Hi I wonder if anyone can help.  We are about to carry out an extension to our property and have came across an old glass bottle which says 

 BRAND & CO LTD MAYFAIR
 THE "A 1" SAUCE
 LONDON

 Can anyone tell me if this bottle has any value?  I have looked up info about the sauce and imagine the bottle to be from before 1870.

 Thank you


----------



## surfaceone (Jul 14, 2010)

Hello Leanne, and possibly Alex, too,

 Welcome to ABN. We all love pictures, so if you could put one up, that would be great.

 This is a pretty common bottle, of an ultra popular brand. "1897 Brand and Co Ltd was registered." From. so your bottle could date no earlier. Does it have a registration mark on the base?

 There's at least one on ebay now. I think that seller has put a pretty ambitious price tag on it, but what do I know.

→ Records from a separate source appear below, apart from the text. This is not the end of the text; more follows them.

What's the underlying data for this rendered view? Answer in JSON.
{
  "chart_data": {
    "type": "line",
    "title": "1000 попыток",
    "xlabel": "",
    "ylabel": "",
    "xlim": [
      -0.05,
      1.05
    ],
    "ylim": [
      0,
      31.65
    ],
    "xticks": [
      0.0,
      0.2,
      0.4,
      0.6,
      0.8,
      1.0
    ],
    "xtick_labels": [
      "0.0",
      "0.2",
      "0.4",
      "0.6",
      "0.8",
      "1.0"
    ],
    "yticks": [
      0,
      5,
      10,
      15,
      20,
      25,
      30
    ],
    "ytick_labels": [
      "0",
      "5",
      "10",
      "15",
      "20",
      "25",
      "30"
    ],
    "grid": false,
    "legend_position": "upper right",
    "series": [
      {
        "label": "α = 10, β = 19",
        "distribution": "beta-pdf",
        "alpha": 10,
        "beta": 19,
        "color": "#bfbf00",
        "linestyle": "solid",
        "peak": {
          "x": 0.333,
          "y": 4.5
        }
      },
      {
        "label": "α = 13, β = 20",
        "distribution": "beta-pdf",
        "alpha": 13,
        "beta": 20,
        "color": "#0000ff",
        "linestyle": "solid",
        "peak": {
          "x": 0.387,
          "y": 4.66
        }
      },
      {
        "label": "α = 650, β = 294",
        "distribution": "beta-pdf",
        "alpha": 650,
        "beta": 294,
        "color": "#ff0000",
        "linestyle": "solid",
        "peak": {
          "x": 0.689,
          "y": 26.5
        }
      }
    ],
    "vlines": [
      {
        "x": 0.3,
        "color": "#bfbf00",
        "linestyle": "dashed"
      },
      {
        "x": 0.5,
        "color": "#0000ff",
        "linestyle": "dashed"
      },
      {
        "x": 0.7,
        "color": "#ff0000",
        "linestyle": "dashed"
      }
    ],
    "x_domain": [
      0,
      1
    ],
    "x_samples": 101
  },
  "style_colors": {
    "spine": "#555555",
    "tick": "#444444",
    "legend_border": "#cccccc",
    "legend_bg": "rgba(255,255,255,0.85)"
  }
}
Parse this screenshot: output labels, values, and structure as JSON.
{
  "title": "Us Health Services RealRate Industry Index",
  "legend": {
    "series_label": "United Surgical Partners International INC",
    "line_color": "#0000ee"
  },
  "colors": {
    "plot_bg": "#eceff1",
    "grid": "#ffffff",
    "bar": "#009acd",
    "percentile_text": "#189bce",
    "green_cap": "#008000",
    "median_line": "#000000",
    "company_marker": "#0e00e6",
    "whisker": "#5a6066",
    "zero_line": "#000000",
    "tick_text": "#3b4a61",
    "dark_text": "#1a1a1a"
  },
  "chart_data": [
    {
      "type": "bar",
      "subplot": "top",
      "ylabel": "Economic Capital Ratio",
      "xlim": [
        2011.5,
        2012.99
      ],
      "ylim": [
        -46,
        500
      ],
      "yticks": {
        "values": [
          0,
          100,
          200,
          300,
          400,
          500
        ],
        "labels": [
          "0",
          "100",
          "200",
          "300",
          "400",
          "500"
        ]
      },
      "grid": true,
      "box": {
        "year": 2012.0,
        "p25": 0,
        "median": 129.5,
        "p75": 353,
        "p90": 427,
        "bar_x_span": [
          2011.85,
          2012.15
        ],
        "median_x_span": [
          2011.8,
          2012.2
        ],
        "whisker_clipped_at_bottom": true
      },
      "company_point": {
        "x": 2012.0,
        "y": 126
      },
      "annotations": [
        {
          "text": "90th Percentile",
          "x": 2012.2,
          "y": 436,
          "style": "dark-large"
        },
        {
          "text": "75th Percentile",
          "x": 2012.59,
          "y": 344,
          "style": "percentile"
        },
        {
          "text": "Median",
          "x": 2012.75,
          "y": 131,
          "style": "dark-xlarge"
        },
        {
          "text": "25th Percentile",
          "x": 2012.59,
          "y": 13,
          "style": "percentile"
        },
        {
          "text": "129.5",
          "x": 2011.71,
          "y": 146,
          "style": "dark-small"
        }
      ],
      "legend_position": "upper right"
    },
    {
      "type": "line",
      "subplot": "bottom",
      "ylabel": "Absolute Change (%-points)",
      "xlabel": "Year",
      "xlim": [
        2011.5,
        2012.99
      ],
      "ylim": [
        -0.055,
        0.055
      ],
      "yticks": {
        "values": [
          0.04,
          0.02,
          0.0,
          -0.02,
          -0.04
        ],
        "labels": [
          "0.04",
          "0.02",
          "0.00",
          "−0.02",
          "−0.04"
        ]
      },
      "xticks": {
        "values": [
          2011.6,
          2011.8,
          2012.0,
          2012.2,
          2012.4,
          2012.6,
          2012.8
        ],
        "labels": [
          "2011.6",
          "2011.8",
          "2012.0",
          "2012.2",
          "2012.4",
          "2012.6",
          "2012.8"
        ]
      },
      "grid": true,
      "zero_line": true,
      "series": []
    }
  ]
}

 Where there is one old bottle, often there are others. You may have to dig to find them, but that is a whole bunch of fun...







 1922 ad copy also from.


----------



## beendiggin (Jul 14, 2010)

Those are very common, and have little value.  A couple of bucks.  It was imported by Heublin & Co. into the USA starting in 1906.  The Heublin Co. began operating in 1875, and produced whiskey, bitters and other drinks.  A-1 sauce was eventually produced in the USA during the World War 1 years when much shipping was halted.  A-1 originated in the 1820's.  This info courtesy of Zumwalt's book on food bottles.


----------



## leannealex (Jul 16, 2010)

Thanks for your reply, I will try get a picture up.

 I looked at the bottled on the ebay link, ours is a similar shape, however it doesnt just say "THE A 1 SAUCE" along the bottle, it says
 BRAND & CO LTD MAYFAIR
 THE "A 1" SAUCE
 LONDON

 There is no date on the bottom, just W I think

 This property was built well over 80 years ago, there may well have been more however the digger took all the earth away - about 100tonnes.

 Thanks again


----------



## madman (Jul 16, 2010)

wow i wonder if you could find out where the dirt was taken????


----------